The ‘Gourmet Bushie’ takes on the Big Apple


The ‘Gourmet Bushie’ takes on the Big Apple

Celebrity chef Sherwyn Weaich is off to represent SA at the New York Times International Tourism Convention

Senior reporter

Celebrity television chef Sherwyn Weaich has remained true to his Durban roots. Weaich’s love for his city is often reflected in the gastronomic delights he conjures in his kitchen, from curries to dombolo, a traditional dumpling. The 29-year-old, who appeared on television shows like Master Chef South Africa and The Ultimate Braai Master, wears many hats including that of cookbook author and creator of signature events. Weaich unpacks his love for good food, ahead of his appearance at the New York Times International Tourism Convention this week.
Where does your passion for food stem from?
So many people have asked me, why I chose this path in the kitchen? My answer remains the same: I did not choose this path, I grew up in a home surrounded by food and it is a part of who I am. So in essence, it chose me. I grew up in a home filled with family and fun and laughter. So it goes without saying that food was always on our mind. From vetkoek to dombolo, I’ve had it all.
Name two people who have inspired you?
This might seem like a simple question but it’s not.

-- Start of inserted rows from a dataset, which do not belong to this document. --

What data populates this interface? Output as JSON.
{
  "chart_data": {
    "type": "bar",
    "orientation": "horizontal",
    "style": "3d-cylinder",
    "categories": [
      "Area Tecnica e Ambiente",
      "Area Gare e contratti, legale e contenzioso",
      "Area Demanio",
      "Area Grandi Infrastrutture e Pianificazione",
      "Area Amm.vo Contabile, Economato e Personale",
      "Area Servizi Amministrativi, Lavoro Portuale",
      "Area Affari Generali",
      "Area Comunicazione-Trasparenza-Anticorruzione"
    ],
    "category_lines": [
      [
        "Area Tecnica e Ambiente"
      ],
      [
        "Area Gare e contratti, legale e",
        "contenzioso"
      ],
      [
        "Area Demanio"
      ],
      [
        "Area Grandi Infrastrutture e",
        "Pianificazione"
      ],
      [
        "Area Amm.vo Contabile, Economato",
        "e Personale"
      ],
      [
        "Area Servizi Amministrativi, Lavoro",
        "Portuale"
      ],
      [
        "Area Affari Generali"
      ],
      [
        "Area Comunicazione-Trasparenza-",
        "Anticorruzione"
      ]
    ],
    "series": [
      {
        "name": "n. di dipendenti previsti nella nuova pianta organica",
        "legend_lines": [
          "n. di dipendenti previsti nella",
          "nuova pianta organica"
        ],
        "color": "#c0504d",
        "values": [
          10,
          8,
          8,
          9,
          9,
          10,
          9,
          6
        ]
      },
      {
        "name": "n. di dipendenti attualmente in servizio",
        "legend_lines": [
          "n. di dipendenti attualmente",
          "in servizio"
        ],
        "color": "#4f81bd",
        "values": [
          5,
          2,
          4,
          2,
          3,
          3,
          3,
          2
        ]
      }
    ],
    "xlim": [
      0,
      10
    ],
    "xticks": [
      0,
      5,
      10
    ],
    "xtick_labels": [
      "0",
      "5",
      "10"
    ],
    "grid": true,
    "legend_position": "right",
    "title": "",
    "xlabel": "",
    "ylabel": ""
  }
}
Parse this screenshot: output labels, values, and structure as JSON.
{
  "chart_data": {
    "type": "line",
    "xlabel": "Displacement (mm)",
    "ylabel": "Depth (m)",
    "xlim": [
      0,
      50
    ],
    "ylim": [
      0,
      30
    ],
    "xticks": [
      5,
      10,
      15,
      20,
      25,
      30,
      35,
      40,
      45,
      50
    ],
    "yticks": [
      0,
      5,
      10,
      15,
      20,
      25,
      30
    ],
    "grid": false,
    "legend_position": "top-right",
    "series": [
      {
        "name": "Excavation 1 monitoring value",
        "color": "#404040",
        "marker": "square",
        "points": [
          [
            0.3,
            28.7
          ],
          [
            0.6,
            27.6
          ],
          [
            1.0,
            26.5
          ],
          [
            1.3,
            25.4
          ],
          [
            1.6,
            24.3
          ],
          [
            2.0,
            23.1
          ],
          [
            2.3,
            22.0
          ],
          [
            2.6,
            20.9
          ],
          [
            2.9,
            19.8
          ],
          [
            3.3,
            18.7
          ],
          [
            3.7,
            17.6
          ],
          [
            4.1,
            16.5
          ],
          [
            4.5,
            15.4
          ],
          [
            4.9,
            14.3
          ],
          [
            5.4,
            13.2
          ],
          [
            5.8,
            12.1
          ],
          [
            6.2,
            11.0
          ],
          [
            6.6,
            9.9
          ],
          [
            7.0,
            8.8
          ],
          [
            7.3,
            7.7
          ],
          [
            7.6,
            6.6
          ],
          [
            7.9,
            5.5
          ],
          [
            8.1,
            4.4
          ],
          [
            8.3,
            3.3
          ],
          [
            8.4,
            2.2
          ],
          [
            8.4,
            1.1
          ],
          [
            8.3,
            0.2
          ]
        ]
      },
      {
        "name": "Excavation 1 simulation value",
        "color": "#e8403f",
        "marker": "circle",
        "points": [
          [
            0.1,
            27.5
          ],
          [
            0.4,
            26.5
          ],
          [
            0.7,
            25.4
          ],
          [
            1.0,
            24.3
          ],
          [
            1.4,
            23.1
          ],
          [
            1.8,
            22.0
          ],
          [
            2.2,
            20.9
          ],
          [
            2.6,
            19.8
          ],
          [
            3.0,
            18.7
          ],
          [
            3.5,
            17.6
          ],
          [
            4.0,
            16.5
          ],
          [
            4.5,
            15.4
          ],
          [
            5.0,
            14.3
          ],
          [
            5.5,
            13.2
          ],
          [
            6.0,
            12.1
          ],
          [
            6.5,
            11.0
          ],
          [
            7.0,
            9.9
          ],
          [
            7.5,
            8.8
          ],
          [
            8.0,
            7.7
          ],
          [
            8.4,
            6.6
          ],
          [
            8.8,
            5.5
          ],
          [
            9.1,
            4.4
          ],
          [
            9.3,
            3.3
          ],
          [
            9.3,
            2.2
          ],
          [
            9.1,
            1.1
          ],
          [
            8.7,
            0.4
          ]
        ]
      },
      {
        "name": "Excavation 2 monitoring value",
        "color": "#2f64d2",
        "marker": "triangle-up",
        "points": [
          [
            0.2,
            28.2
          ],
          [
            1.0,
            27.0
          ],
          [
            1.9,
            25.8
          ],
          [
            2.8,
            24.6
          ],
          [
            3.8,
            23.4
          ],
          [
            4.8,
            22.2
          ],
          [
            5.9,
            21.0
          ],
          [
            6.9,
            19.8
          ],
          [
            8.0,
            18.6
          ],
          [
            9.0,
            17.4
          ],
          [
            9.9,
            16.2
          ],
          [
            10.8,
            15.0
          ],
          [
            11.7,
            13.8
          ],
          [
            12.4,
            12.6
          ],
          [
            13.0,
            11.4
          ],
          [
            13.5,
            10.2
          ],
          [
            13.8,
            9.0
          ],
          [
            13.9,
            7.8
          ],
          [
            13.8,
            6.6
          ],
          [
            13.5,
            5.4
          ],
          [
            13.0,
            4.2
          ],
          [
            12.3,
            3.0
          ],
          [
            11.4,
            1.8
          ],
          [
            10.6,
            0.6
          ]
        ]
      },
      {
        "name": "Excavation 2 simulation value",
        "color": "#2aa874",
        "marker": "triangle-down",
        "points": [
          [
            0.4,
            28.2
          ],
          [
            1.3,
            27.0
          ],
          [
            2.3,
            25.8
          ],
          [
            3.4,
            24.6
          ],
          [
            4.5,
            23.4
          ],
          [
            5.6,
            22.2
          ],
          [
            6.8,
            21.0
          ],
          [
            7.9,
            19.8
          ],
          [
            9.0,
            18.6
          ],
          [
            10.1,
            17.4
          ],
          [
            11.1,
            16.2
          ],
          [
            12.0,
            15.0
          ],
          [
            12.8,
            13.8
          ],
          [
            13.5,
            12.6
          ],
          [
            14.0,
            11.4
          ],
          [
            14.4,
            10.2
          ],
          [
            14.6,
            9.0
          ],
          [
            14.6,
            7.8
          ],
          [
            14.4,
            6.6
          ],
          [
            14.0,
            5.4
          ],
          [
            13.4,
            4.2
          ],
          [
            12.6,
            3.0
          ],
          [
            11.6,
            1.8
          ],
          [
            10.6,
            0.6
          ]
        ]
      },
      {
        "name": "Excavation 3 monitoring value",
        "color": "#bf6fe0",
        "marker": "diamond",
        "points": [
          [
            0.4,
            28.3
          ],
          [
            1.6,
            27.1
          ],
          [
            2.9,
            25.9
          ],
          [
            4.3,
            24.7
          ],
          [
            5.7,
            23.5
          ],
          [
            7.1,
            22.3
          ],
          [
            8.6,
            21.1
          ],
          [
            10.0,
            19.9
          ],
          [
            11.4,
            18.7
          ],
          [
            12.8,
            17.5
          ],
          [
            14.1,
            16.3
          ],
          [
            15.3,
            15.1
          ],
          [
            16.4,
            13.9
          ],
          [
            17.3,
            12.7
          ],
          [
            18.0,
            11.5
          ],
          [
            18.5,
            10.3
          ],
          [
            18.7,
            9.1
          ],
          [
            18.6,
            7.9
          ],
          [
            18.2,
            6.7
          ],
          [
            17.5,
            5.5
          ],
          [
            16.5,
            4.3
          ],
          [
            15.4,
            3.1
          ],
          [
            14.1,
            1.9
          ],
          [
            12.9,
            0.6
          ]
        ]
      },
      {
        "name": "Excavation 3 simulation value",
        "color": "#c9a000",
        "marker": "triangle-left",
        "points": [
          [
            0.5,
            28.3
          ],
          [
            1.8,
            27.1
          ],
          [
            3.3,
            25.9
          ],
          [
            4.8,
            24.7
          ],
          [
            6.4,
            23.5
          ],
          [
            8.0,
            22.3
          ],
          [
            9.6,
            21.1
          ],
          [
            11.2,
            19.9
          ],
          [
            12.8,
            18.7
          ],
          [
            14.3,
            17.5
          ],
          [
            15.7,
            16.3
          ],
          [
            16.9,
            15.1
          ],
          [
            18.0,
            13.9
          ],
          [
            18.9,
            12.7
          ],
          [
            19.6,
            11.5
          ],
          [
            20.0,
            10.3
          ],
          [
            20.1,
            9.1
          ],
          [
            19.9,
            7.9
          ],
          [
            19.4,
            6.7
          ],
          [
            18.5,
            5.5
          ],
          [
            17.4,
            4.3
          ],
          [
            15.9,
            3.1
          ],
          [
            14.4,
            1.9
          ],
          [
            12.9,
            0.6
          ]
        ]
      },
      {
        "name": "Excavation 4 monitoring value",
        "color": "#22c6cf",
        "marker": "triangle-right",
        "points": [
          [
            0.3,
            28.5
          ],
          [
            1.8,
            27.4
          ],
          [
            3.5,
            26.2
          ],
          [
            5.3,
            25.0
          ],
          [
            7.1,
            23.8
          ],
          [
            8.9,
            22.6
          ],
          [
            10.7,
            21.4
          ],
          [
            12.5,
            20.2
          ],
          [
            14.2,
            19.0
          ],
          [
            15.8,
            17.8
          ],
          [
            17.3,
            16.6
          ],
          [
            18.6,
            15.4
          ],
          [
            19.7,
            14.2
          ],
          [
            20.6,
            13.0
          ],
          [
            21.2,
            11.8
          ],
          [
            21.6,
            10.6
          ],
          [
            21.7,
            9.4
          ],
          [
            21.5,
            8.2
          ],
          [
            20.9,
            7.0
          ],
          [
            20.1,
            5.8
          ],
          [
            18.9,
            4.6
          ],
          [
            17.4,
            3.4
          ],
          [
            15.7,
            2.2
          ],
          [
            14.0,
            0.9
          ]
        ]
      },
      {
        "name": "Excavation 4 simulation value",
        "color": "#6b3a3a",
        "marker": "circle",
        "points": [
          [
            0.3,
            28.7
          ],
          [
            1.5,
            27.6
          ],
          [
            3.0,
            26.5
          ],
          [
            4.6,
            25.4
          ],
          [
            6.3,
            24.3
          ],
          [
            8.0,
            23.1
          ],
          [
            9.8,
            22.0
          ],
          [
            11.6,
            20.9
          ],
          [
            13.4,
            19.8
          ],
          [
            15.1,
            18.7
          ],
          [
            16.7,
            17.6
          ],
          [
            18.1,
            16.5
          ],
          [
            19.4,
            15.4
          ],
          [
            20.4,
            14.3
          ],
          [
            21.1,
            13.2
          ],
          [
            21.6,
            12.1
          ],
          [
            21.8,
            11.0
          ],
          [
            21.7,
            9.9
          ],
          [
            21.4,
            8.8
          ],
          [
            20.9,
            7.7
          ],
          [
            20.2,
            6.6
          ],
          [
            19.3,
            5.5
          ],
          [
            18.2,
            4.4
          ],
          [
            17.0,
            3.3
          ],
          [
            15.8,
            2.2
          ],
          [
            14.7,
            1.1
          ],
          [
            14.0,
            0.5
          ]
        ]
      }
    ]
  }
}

I don’t have just two and there are so many. However, my grandmothers have both have motivated and pushed me, guided me and taught me. One is the curry queen and coming from Durban I was able to learn how to blend flavours and spices because, as we know, Durban is the spice capital of Africa. The other granny taught me my baking ... from bread to cakes and puddings. She learnt from her dad, my great-grandfather who was the first non-white executive chef at the former Edward Hotel on the Durban beachfront.
The first dish you prepared?
It was terrible, I was about six years old and it was my parents’ anniversary. My cousin and I tried being creative ... Let’s just say we ended up eating take-out that night and we ended up cleaning, the walls, floor and ceiling. It was a disaster. What I did learn though was what not to do the next time because most of all I had fun, even though the food was not suitable for human consumption.
Tell us about your brand The Gourmet Bushie?
I started my brand after my travels across Southern Africa and it was in the Namib desert after dune surfing that it dawned on me. South Africa has a history of diverse cooking and cooking over an open flame. By creating The Gourmet Bushie I was able to not just cook good food but create an experience for people. So any dish that I showcase in a kitchen I can show you step by step over an open fire. That’s what my brand is about,creating experiences through food and with food.
You will be representing SA at the New York Times International Tourism Convention this week. Will you be promoting Durban as a foodie destination?
I will be showcasing South African and Durban food trends, speaking about local hot spots, and what to expect. While I’m in New York, best believe, I will leave a few New Yorkers with a bit of an education, having taught them how to vosho and gwara gwara (local dance moves) in the kitchen while cooking because its not just about the food but the true South African experience.